5. Get Rid of Obesity 

“Obesity” is defined as an excessive body fat content in one’s body. Obesity is a serious problem faced by a large number of Indians. Body Mass Index(BMI) is calculated according to one’s body weight and height. If the BMI of an individual is higher then 30 or more it is considered as obesity and if between 25-29.5 it will be considered as overweight.

Obesity can lead to several diseases like heart stroke and diabetes. Furthermore, the life insurance premium will be higher if you are overweight or obese. Hence, try to maintain your weight to pay less premium.

6. Explore the Potential of Riders 

A policy with a premium waiver and critical illness comes at an additional cost. For example, in the policy offered by Max Insurance, a 30-year-old would need to pay Rs 6,375 as a premium for 75 lakh coverage. But if he buys a comprehensive accident benefit then he has to pay Rs 8,265 as a premium. So it is compulsory before opting for a life insurance policy, to carefully comprehend them and understand their points of considerations.

It is always advisable to go for a rider that provides comprehensive coverage than going for a policy that provides a standalone cover with the same benefits, at a higher premium rate.

One can add more value to their life insurance coverage by:

  • Adding accident, critical illness, and disability riders from an early age on.
  • Adding term insurance and critical illness riders with long-term plans and policies.
  • Taking waiver of premium rider for a child (for example) during one’s middle age.
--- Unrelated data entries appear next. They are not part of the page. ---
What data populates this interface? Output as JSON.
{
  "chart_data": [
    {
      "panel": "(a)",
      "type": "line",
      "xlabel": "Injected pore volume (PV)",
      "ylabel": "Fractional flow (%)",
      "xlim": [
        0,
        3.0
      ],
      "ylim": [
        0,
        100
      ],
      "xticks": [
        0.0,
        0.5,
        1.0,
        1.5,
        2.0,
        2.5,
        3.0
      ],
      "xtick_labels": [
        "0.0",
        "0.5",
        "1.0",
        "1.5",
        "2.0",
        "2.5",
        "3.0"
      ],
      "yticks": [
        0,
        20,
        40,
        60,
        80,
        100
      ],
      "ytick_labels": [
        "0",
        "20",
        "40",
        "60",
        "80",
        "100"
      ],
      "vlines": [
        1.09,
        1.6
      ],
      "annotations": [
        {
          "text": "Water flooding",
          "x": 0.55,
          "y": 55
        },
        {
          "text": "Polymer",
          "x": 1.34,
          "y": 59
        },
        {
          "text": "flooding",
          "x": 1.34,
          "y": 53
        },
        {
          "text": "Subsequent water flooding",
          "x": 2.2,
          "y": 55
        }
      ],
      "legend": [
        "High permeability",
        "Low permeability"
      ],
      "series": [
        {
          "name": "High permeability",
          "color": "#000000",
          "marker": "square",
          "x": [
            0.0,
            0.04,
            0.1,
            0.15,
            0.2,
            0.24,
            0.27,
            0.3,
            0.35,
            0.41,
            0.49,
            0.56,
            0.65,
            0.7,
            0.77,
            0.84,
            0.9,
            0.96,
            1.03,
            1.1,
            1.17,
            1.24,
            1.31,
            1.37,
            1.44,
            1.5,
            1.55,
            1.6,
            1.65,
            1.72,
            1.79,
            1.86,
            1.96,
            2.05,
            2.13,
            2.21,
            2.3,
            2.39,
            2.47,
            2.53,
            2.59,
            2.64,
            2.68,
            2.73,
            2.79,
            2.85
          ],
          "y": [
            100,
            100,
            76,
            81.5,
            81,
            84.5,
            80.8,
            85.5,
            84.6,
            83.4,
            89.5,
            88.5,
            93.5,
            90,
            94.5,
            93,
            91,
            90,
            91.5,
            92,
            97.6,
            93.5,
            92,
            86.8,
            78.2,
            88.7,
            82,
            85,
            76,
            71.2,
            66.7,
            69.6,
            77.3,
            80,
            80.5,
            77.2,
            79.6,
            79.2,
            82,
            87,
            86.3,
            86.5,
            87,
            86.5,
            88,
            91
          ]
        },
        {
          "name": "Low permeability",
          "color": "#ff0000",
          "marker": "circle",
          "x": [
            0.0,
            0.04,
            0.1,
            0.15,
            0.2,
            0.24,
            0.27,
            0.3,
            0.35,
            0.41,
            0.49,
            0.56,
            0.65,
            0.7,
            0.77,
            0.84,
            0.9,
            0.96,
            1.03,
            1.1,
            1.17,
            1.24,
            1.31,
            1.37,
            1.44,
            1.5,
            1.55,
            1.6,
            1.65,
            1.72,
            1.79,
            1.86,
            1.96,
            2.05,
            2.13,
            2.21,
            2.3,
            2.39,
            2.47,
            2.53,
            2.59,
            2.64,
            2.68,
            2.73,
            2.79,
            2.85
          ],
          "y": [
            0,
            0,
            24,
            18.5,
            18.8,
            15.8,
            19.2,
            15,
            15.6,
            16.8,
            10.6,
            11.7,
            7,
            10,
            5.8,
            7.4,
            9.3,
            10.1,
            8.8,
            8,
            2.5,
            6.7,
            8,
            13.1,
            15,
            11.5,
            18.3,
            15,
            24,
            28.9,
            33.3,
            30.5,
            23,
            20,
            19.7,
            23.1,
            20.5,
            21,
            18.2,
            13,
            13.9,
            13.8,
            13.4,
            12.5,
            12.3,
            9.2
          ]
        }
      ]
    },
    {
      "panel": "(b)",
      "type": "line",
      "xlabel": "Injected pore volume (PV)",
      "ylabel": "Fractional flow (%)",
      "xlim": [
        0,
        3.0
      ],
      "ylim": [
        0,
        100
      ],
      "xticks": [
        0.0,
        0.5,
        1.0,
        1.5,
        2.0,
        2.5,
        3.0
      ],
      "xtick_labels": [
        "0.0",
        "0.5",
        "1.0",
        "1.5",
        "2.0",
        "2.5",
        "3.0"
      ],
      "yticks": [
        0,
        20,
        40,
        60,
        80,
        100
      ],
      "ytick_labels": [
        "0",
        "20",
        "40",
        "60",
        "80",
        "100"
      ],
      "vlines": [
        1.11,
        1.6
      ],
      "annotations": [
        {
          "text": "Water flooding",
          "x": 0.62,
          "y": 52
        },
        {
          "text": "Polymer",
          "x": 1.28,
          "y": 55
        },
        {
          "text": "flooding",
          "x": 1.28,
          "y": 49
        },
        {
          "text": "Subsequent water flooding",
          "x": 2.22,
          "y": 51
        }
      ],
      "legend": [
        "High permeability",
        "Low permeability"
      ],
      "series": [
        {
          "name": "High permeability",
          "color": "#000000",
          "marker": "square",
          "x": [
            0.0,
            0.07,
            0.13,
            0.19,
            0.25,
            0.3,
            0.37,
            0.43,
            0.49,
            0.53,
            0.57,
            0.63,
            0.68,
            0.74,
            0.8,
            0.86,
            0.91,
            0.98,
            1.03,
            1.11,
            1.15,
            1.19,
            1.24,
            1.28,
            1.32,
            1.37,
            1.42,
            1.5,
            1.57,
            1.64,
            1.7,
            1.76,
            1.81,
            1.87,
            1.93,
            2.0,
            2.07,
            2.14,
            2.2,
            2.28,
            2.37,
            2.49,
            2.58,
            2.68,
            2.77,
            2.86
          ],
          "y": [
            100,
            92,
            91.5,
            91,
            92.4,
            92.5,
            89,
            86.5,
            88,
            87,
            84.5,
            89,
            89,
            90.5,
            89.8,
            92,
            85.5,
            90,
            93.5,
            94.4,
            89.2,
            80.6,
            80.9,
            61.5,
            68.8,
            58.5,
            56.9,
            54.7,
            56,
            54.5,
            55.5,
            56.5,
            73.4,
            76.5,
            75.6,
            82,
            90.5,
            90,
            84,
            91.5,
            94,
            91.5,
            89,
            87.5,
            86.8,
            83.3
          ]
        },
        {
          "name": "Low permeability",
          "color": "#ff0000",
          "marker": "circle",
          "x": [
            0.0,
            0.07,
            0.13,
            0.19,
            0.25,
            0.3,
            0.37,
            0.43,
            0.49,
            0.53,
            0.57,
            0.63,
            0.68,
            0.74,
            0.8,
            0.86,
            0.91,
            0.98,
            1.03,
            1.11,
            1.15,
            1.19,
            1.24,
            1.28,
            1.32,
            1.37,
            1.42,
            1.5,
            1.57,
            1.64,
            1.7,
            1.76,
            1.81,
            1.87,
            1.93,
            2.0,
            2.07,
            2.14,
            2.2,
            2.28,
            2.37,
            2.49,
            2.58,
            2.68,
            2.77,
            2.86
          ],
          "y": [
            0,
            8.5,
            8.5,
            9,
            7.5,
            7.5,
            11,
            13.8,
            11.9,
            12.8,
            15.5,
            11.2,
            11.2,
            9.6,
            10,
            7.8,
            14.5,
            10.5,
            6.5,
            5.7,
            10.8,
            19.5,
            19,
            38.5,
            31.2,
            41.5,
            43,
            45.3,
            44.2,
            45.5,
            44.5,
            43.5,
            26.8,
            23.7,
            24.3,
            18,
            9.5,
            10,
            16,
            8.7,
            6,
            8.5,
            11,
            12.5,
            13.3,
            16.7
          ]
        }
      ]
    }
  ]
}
7. Buying Online or Offline 

Policies that you purchase online are often cheaper than the offline policy. As it helps to save extra cost on the distribution and administration. This fair percentage of savings helps policyholders to pay the low life insurance premiums.

Conclusion

Hence, it is important to lead a healthy and risk-free life. After all, it affects your chances to reduce life insurance premiums.